Canadian Manufacturing

China merges state-owned energy giants, creates gigacompany

by The Associated Press   

Canadian Manufacturing
Operations Regulation Supply Chain Energy Mining & Resources Oil & Gas Public Sector

The world's biggest coal producer and a major power utility will be combined in China's continuing effort to create bigger, more efficient and more financially robust corporations

BEIJING—China’s government will combine the world’s biggest coal producer and a major power utility as part of a marathon campaign to make state industry, which dominates the economy, more efficient and profitable.

The merger of Shenhua Group and Guodian Group, both state-owned, comes as Beijing is also trying to shrink a glut of coal production, but the August 28 announcement gave no indication whether the companies would reduce output.

Chinese regulators have arranged a series of mergers in state-owned industries in an effort to create bigger, more efficient and financially robust competitors.

Monday’s one-sentence Cabinet statement gave no financial details or information about how public shareholders might be affected. Both Guodian and Shenhua have subsidiaries with shares traded on stock exchanges in Hong Kong and Shanghai.

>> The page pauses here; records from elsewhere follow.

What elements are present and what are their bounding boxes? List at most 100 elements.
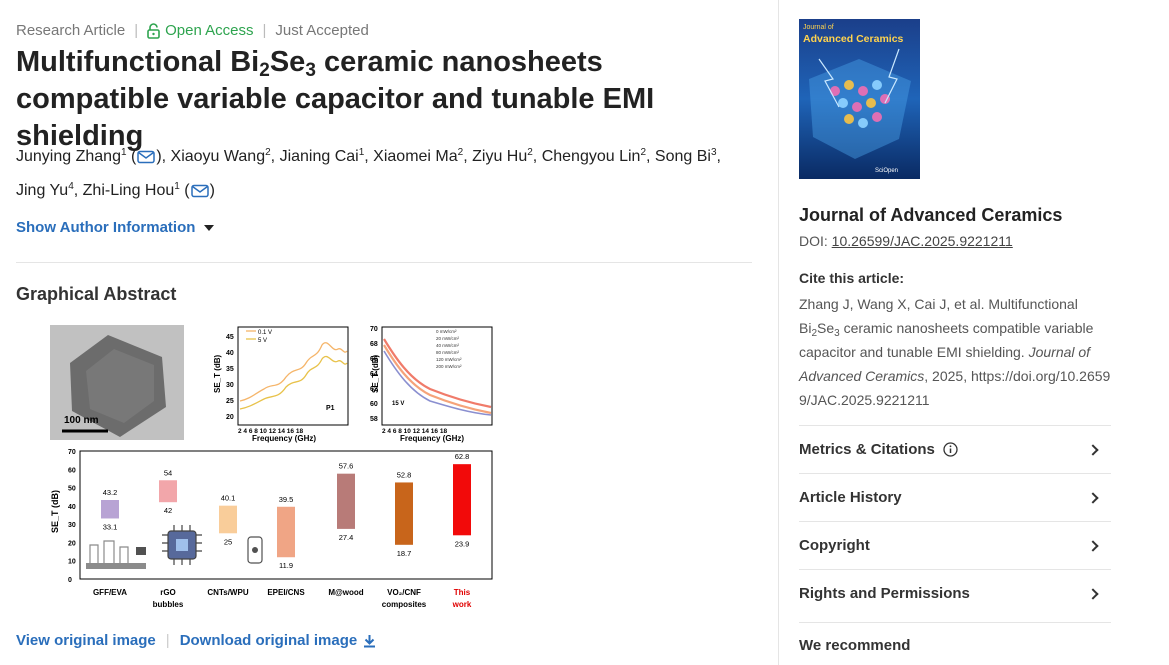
- p2-label: 15 V: [392, 401, 404, 407]
- p2-legend: 120 mW/cm²: [436, 357, 462, 362]
- download-label: Download original image: [179, 632, 358, 649]
- author-affiliation: 2: [457, 147, 464, 158]
- author-item[interactable]: Song Bi3: [655, 148, 717, 166]
- p2-ytick: 62: [370, 386, 378, 393]
- accordion-label-wrap: Metrics & Citations: [799, 441, 958, 458]
- doi-label: DOI:: [799, 233, 832, 249]
- author-name: Xiaomei Ma: [373, 148, 458, 165]
- p1-legend-b: 5 V: [258, 338, 267, 344]
- author-item[interactable]: Ziyu Hu2: [472, 148, 533, 166]
- bar-top-value: 43.2: [103, 488, 118, 497]
- author-item[interactable]: Zhi-Ling Hou1 (): [83, 181, 215, 200]
- p1-yaxis-label: SE_T (dB): [213, 354, 222, 393]
- author-affiliation: 4: [68, 181, 74, 192]
- device-illustration: [86, 525, 263, 569]
- accordion-label: Rights and Permissions: [799, 585, 970, 602]
- doi: DOI: 10.26599/JAC.2025.9221211: [799, 233, 1013, 249]
- email-icon[interactable]: [190, 184, 209, 198]
- show-author-info-button[interactable]: Show Author Information: [16, 219, 215, 236]
- doi-link[interactable]: 10.26599/JAC.2025.9221211: [831, 233, 1013, 249]
- author-item[interactable]: Xiaoyu Wang2: [171, 148, 271, 166]
- author-affiliation: 1: [174, 181, 180, 192]
- bar-bottom-value: 27.4: [339, 533, 354, 542]
- p1-ytick: 45: [226, 334, 234, 341]
- bar: [337, 473, 355, 529]
- info-icon[interactable]: [943, 442, 958, 457]
- p1-ytick: 25: [226, 398, 234, 405]
- download-original-image-link[interactable]: Download original image: [180, 632, 377, 649]
- p1-ytick: 30: [226, 382, 234, 389]
- se-comparison-bar-chart: SE_T (dB) 0 10 20 30 40 50 60 70 43.2 33.1 54 42 40…: [50, 449, 493, 609]
- p2-ytick: 64: [370, 371, 378, 378]
- author-email[interactable]: (): [126, 148, 162, 165]
- sidebar-accordion: Metrics & Citations Article History Copy…: [799, 425, 1111, 617]
- graphical-abstract-image[interactable]: 100 nm 0.1 V 5 V P1 45 40 35 30 25 20 SE…: [50, 319, 520, 619]
- bar-bottom-value: 18.7: [397, 549, 412, 558]
- article-status: Just Accepted: [275, 22, 369, 39]
- bar-top-value: 54: [164, 468, 172, 477]
- figure-links: View original image | Download original …: [16, 632, 376, 649]
- scale-bar-label: 100 nm: [64, 415, 99, 426]
- bar: [453, 464, 471, 536]
- accordion-rights-permissions[interactable]: Rights and Permissions: [799, 569, 1111, 617]
- lock-open-icon: [147, 22, 160, 39]
- p2-ytick: 70: [370, 326, 378, 333]
- bar-top-value: 52.8: [397, 470, 412, 479]
- bar-category-label: This: [454, 588, 471, 597]
- title-text: Se: [269, 46, 306, 78]
- p2-ytick: 66: [370, 356, 378, 363]
- author-name: Junying Zhang: [16, 148, 121, 165]
- bar-ytick: 60: [68, 467, 76, 474]
- title-subscript: 3: [305, 60, 316, 81]
- show-author-info-label: Show Author Information: [16, 219, 196, 236]
- bar-yticks: 0 10 20 30 40 50 60 70: [68, 449, 76, 584]
- meta-separator: |: [134, 22, 139, 39]
- accordion-article-history[interactable]: Article History: [799, 473, 1111, 521]
- we-recommend-heading: We recommend: [799, 622, 1111, 654]
- author-item[interactable]: Chengyou Lin2: [541, 148, 646, 166]
- cover-publisher: SciOpen: [875, 168, 898, 174]
- chevron-right-icon: [1087, 491, 1099, 504]
- p2-xaxis-label: Frequency (GHz): [400, 434, 464, 443]
- bar: [277, 506, 295, 558]
- cite-text-part: Se: [817, 320, 835, 336]
- bar: [101, 500, 119, 519]
- p2-ytick: 60: [370, 401, 378, 408]
- author-name: Ziyu Hu: [472, 148, 528, 165]
- p1-ytick: 40: [226, 350, 234, 357]
- author-affiliation: 1: [358, 147, 365, 158]
- p2-yaxis-label: SE_T (dB): [371, 354, 380, 393]
- cover-title-line1: Journal of: [803, 24, 834, 31]
- accordion-copyright[interactable]: Copyright: [799, 521, 1111, 569]
- title-subscript: 2: [259, 60, 270, 81]
- view-original-image-link[interactable]: View original image: [16, 632, 156, 649]
- cite-text-part: ceramic nanosheets compatible variable c…: [799, 320, 1094, 360]
- p2-legend: 40 mW/cm²: [436, 343, 460, 348]
- author-item[interactable]: Xiaomei Ma2: [373, 147, 464, 166]
- bar-top-value: 62.8: [455, 452, 470, 461]
- bar-category-label: work: [452, 600, 472, 609]
- journal-cover-image[interactable]: Journal of Advanced Ceramics SciOpen: [799, 19, 920, 179]
- bar: [395, 482, 413, 545]
- chevron-right-icon: [1087, 539, 1099, 552]
- bar-bottom-value: 11.9: [279, 561, 293, 570]
- author-item[interactable]: Junying Zhang1 (): [16, 148, 162, 166]
- author-item[interactable]: Jianing Cai1: [280, 147, 365, 166]
- accordion-metrics-citations[interactable]: Metrics & Citations: [799, 425, 1111, 473]
- bar-top-value: 57.6: [339, 462, 354, 471]
- author-email[interactable]: (): [179, 182, 215, 199]
- article-meta: Research Article | Open Access | Just Ac…: [16, 22, 369, 39]
- bar-category-label: VO₂/CNF: [387, 588, 421, 597]
- graphical-abstract-heading: Graphical Abstract: [16, 284, 177, 304]
- bar-ytick: 20: [68, 540, 76, 547]
- chevron-right-icon: [1087, 443, 1099, 456]
- cover-title-line2: Advanced Ceramics: [803, 33, 904, 45]
- author-name: Chengyou Lin: [541, 148, 641, 165]
- bar-ytick: 0: [68, 577, 72, 584]
- author-item[interactable]: Jing Yu4: [16, 181, 74, 200]
- bar-top-value: 39.5: [279, 495, 294, 504]
- se-chart-p2: 0 mW/cm² 20 mW/cm² 40 mW/cm² 80 mW/cm² 1…: [370, 326, 493, 443]
- email-icon[interactable]: [137, 150, 156, 164]
- bar-ytick: 40: [68, 504, 76, 511]
- p2-legend: 0 mW/cm²: [436, 329, 457, 334]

Shenhua’s publicly traded subsidiary, China Shenhua Energy Co., reported 2016 profit of 24.9 billion yuan (US$3.8 billion) on revenue of 183 billion yuan. It also operates power plants and railways.

Guodian’s main publicly traded subsidiary, China Guodian Power Co., reported 2016 profit of 4.6 billion yuan (US$707 million). The parent Guodian company says it has a total of almost 120,000 employees and assets worth 803.1 billion yuan ($121 billion).